Variability in immune-active human milk components
The World Health Organization advices mothers to exclusively breastfeed babies for the first 6 months of life, as this has shown to lead to multiple health benefits to newborn infants. These health benefits are related to the presence and concentration of specific immunologically-active human milk components like serum proteins and human milk oligosaccharides (HMOs). This PhD thesis provides information on the variability in serum proteins, serum protein N-glycans and human milk oligosaccharides in milk of individual mothers and over lactation, and offers insights in the degradation of proteins during infant (0–3 months) in vitro digestion. This new knowledge on the variability of immune-active human milk components helps in better understanding the benefits of breastfeeding and may assist in improving infant formula.

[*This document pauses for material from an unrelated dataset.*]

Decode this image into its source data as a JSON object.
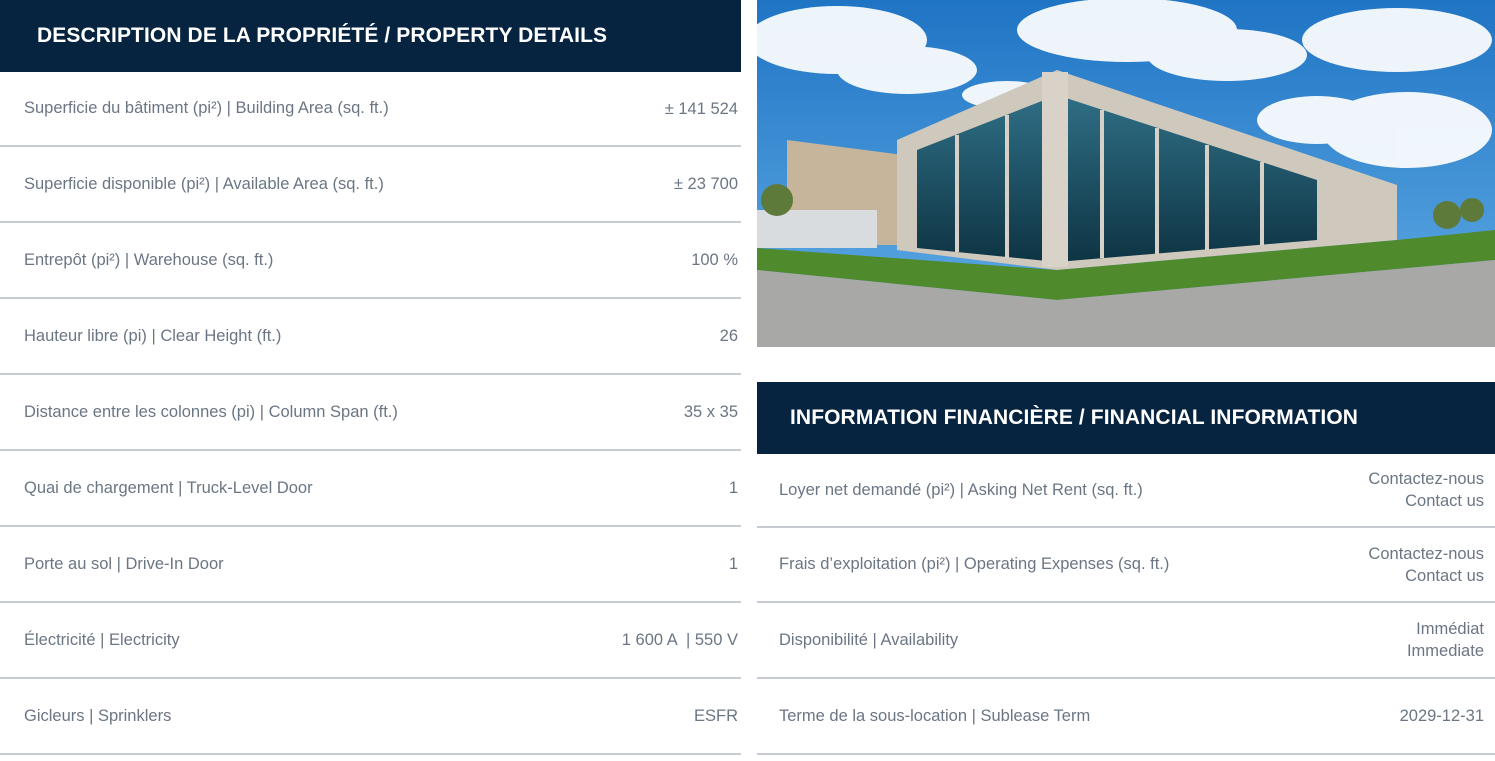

Variation in type and levels of serum proteins and HMOs in milk exists among mothers, between countries, and over lactation. The 15 most abundant HMOs cover >95% of the total HMO content. The mother’s secretor (Se) and Lewis (Le) histo-blood groups are related to specific fucosylated HMOs. Based on the total neutral fucosylated HMO concentrations in both Chinese and Dutch human milk, for the first time, Se+Le+ subgroups were identified. Variation among mothers was found in the composition of serum proteins in both colostrum and mature milk, although the group of immune-active proteins, enzymes, and transport proteins were the most abundant for all mothers. These three protein groups encompass many of the 15 most abundant proteins, covering >95% of the total protein concentrations, in both the Chinese and Dutch milk serum proteome. The serum protein N-glycan composition in human milk from 2 different lactational periods was investigated. Analysis showed that neutral fucosylated and nonfucosylated N-glycans dominated the human milk serum glycoproteome. Based on the levels of the individual N-glycans, for the first time, a clear difference can be observed between the milk of secretor and nonsecretor mothers. It also indicated that specific fucosylated N-glycans can be synthesized in the gland of nonsecretor mothers and even in much higher concentrations compared to secretor mothers. In an in vitro infant digestion model, the total milk protein content decreased from the start to the end of infant in vitro digestion with large variation between mothers, especially in the gastric phase (remaining between 25–80%). After intestinal digestion, still some undigested proteins could be found, ranging from 0.5% to 4.2% of the initial protein content, although no differences could be observed between colostrum and mature milk. More than 40 serum proteins could be detected after intestinal digestion. Overall, caseins are digested more than most serum proteins during digestion. Especially immune-active serum proteins, which are digested to a lower extent, might protect infants from pathogens. The levels of protease inhibitors and total protein content, both higher in colostrum and by other papers hypothesized to be related to the degree of protein degradation, both did not appear to correlate with the degradation of human milk proteins during intestinal digestion.